This dissertation explores the applications of Monte Carlo and Bootstrap methods in stochasticoptimization, focusing on enhancing computational efficiency and accuracy in solution evaluation
and uncertainty quantification. For the purpose of computing the expected value of a stochastic
optimization problem via simulation, we propose a method to efficiently construct importance
sampling distributions using surrogate modeling. This method significantly reduces the need for
repeated evaluations of the objective function, which are typically computationally intensive due
to the reliance on optimization algorithms. Our method outperforms traditional Monte Carlo
estimation and achieves significant speed-ups with good parallel efficiency. Additionally, we explore
Monte Carlo sampling algorithms that utilize known distributions to construct confidence intervals
around the optimality gap in two-stage and multi-stage stochastic programs.
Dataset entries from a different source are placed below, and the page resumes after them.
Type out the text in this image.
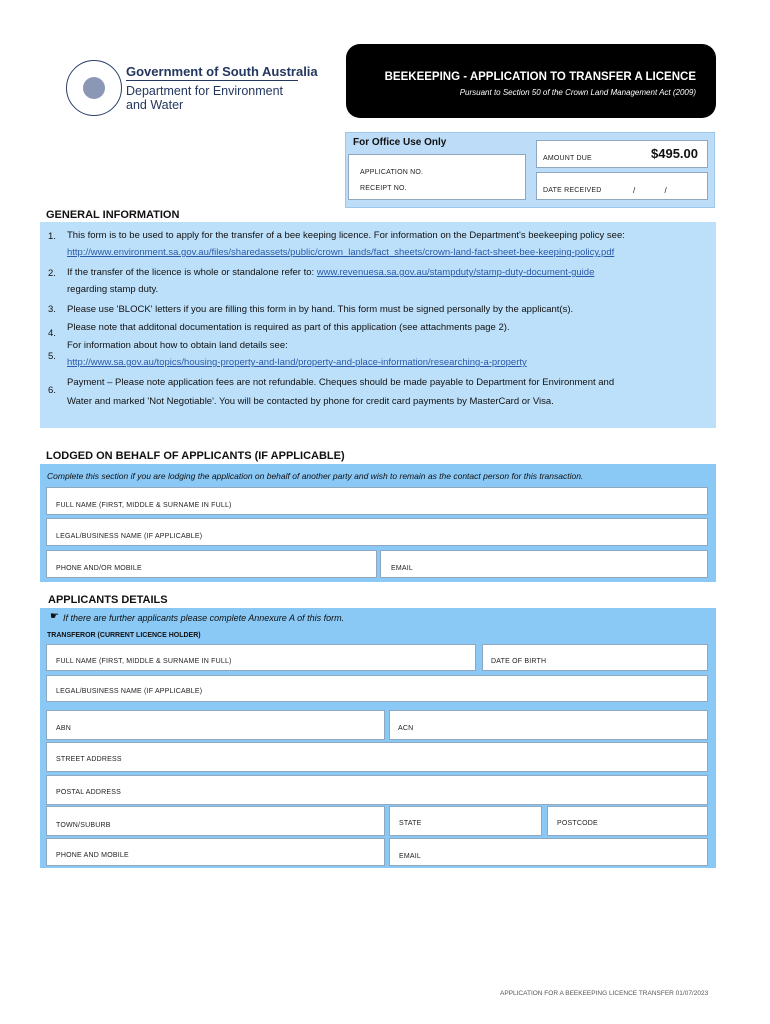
Government of South Australia
Department for Environment
and Water
BEEKEEPING - APPLICATION TO TRANSFER A LICENCE
Pursuant to Section 50 of the Crown Land Management Act (2009)
For Office Use Only
APPLICATION NO.
RECEIPT NO.
AMOUNT DUE	$495.00
DATE RECEIVED	/            /
GENERAL INFORMATION
1. This form is to be used to apply for the transfer of a bee keeping licence. For information on the Department's beekeeping policy see:
http://www.environment.sa.gov.au/files/sharedassets/public/crown_lands/fact_sheets/crown-land-fact-sheet-bee-keeping-policy.pdf
2. If the transfer of the licence is whole or standalone refer to: www.revenuesa.sa.gov.au/stampduty/stamp-duty-document-guide
regarding stamp duty.
3. Please use 'BLOCK' letters if you are filling this form in by hand. This form must be signed personally by the applicant(s).
4.
Please note that additonal documentation is required as part of this application (see attachments page 2).
5.
For information about how to obtain land details see:
http://www.sa.gov.au/topics/housing-property-and-land/property-and-place-information/researching-a-property
6.
Payment – Please note application fees are not refundable. Cheques should be made payable to Department for Environment and
Water and marked 'Not Negotiable'. You will be contacted by phone for credit card payments by MasterCard or Visa.
LODGED ON BEHALF OF APPLICANTS (IF APPLICABLE)
Complete this section if you are lodging the application on behalf of another party and wish to remain as the contact person for this transaction.
FULL NAME (FIRST, MIDDLE & SURNAME IN FULL)
LEGAL/BUSINESS NAME (IF APPLICABLE)
PHONE AND/OR MOBILE	EMAIL
APPLICANTS DETAILS
☛ If there are further applicants please complete Annexure A of this form.
TRANSFEROR (CURRENT LICENCE HOLDER)
FULL NAME (FIRST, MIDDLE & SURNAME IN FULL)	DATE OF BIRTH
LEGAL/BUSINESS NAME (IF APPLICABLE)
ABN	ACN
STREET ADDRESS
POSTAL ADDRESS
TOWN/SUBURB	STATE	POSTCODE
PHONE AND MOBILE	EMAIL
APPLICATION FOR A BEEKEEPING LICENCE TRANSFER 01/07/2023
In scenarios where
the distribution of uncertainty remains unknown, we discuss bootstrap and bagging algorithms
that rely solely on sampled data to provide both a consistent sample-average solution and accurate
confidence interval estimates. These methods are enhanced by integrating distribution estimation
into resampling techniques to improve the precision of estimations under uncertainty. We also
offer open-source software implementations of these algorithms. Extensive empirical studies show
the effectiveness of the smoothed bootstrap and bagging methods, particularly for constructing
confidence intervals with small data sets.